Begin with a high-level dataset overview of total sales value, revenue, and median revenue across sectors to form a narrative before deep-diving into specific opportunities.
Use a bubble chart plotting revenue per employee versus number of employees to identify sectors with balanced scale and efficiency for AI product targeting.
Use the Tableau public cloud publication and the Anthropics dataset in a Jupyter notebook to fully replicate the analytical process described in the discussion.
Adopt a structured discovery process by mapping user tasks, market signals, and AI capabilities to recognize and evaluate new opportunities in agentic application development.
Before standardized protocols like MCP, developers implemented simple agent patterns acting as translators or intermediaries to bridge communication gaps between systems.
Hub-and-spoke swarm patterns become difficult to manage and maintain clarity as agent count grows, requiring strategies to control interaction complexity.
Implementing a supervisor pattern where a supervisor agent orchestrates specialized agents (e.g., research agents) helps organize and manage complex agent interactions.
Swarm architecture enables each agent to access and communicate with every other agent, supporting flexible, dynamic interactions within a multi-agent system.

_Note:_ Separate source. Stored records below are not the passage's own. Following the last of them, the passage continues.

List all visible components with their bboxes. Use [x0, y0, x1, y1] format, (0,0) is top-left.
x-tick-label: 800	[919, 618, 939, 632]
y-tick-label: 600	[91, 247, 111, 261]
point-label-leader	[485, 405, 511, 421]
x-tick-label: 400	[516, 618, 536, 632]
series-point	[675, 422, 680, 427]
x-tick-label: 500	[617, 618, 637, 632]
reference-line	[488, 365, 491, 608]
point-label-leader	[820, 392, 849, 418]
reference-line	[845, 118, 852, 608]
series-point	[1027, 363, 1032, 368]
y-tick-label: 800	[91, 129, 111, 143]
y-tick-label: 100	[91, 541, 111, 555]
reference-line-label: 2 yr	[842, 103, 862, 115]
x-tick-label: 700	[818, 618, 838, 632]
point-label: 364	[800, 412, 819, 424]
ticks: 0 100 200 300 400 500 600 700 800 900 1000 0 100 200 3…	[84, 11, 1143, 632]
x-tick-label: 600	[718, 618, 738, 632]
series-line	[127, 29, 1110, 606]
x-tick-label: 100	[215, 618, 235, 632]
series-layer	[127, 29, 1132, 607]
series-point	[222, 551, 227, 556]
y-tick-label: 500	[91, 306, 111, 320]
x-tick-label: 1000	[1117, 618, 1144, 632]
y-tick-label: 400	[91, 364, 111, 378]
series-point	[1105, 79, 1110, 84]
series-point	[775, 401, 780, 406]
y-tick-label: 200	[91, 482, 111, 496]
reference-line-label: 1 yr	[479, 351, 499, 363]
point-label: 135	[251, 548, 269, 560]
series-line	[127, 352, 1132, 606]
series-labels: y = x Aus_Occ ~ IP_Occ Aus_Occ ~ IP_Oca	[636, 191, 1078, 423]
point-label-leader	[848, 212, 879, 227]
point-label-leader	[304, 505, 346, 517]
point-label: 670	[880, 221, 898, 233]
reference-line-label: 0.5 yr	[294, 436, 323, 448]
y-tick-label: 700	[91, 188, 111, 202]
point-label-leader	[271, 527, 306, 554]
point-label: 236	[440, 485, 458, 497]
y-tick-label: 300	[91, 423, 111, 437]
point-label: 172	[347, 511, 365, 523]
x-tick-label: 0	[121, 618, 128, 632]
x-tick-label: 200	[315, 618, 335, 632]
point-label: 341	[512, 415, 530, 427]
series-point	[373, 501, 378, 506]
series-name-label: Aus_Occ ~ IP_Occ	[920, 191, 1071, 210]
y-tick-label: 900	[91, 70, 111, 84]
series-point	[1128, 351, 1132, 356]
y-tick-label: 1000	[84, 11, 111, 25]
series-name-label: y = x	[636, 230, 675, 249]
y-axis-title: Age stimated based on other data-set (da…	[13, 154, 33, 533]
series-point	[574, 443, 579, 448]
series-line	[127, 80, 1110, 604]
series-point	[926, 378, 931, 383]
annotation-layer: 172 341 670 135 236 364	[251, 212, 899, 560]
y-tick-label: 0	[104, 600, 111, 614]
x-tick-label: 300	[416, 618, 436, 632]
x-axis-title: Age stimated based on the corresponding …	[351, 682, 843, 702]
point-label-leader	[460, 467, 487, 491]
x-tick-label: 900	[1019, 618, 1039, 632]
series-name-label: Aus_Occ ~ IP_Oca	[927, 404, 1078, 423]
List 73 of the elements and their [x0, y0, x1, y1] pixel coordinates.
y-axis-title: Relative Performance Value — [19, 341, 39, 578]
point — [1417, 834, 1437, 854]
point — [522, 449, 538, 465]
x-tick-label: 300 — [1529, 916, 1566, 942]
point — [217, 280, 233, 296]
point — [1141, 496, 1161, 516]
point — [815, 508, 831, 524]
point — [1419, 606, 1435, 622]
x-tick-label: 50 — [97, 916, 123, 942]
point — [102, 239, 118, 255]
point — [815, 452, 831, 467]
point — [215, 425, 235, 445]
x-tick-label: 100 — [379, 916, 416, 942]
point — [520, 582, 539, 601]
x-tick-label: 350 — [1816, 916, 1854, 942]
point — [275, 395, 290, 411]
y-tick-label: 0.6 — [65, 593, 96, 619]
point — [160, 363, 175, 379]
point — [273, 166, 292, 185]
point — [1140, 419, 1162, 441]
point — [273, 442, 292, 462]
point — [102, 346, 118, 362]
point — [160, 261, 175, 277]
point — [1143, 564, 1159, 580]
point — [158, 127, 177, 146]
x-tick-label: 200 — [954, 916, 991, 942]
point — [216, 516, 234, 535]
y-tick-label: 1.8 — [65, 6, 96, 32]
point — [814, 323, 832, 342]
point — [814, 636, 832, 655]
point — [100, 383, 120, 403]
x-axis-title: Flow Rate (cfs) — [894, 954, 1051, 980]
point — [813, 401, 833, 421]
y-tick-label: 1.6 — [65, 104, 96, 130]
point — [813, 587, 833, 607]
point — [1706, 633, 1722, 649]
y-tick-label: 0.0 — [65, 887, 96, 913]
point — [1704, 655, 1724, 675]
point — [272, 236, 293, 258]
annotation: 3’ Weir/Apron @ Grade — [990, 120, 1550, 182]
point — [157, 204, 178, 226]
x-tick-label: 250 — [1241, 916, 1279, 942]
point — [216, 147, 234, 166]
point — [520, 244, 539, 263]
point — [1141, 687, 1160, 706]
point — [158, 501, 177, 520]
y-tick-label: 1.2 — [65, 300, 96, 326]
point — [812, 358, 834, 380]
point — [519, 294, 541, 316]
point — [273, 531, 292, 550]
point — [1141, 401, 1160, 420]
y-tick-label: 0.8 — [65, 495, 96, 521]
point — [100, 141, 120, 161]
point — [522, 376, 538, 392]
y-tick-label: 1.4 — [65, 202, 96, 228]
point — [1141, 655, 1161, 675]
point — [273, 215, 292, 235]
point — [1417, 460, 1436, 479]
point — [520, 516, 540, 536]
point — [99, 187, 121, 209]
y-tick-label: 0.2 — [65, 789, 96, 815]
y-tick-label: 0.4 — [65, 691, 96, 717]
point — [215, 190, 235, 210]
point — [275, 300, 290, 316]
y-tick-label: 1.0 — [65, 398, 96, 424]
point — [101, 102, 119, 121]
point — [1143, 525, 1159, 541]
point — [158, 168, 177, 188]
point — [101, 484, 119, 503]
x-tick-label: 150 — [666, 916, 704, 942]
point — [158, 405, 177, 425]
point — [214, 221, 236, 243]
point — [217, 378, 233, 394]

Open Agent Platform ties all data and performance metrics to individual threads and user accounts to ensure granular accountability and reproducibility.
Langsmith provides interfaces for managing and visually displaying agents within the platform, facilitating easier troubleshooting and oversight of agentic workflows.
The system delegates tasks to specialized agents like the Deep Wiki Agent using tools such as the Read Wiki Structure Tool to streamline complex workflows.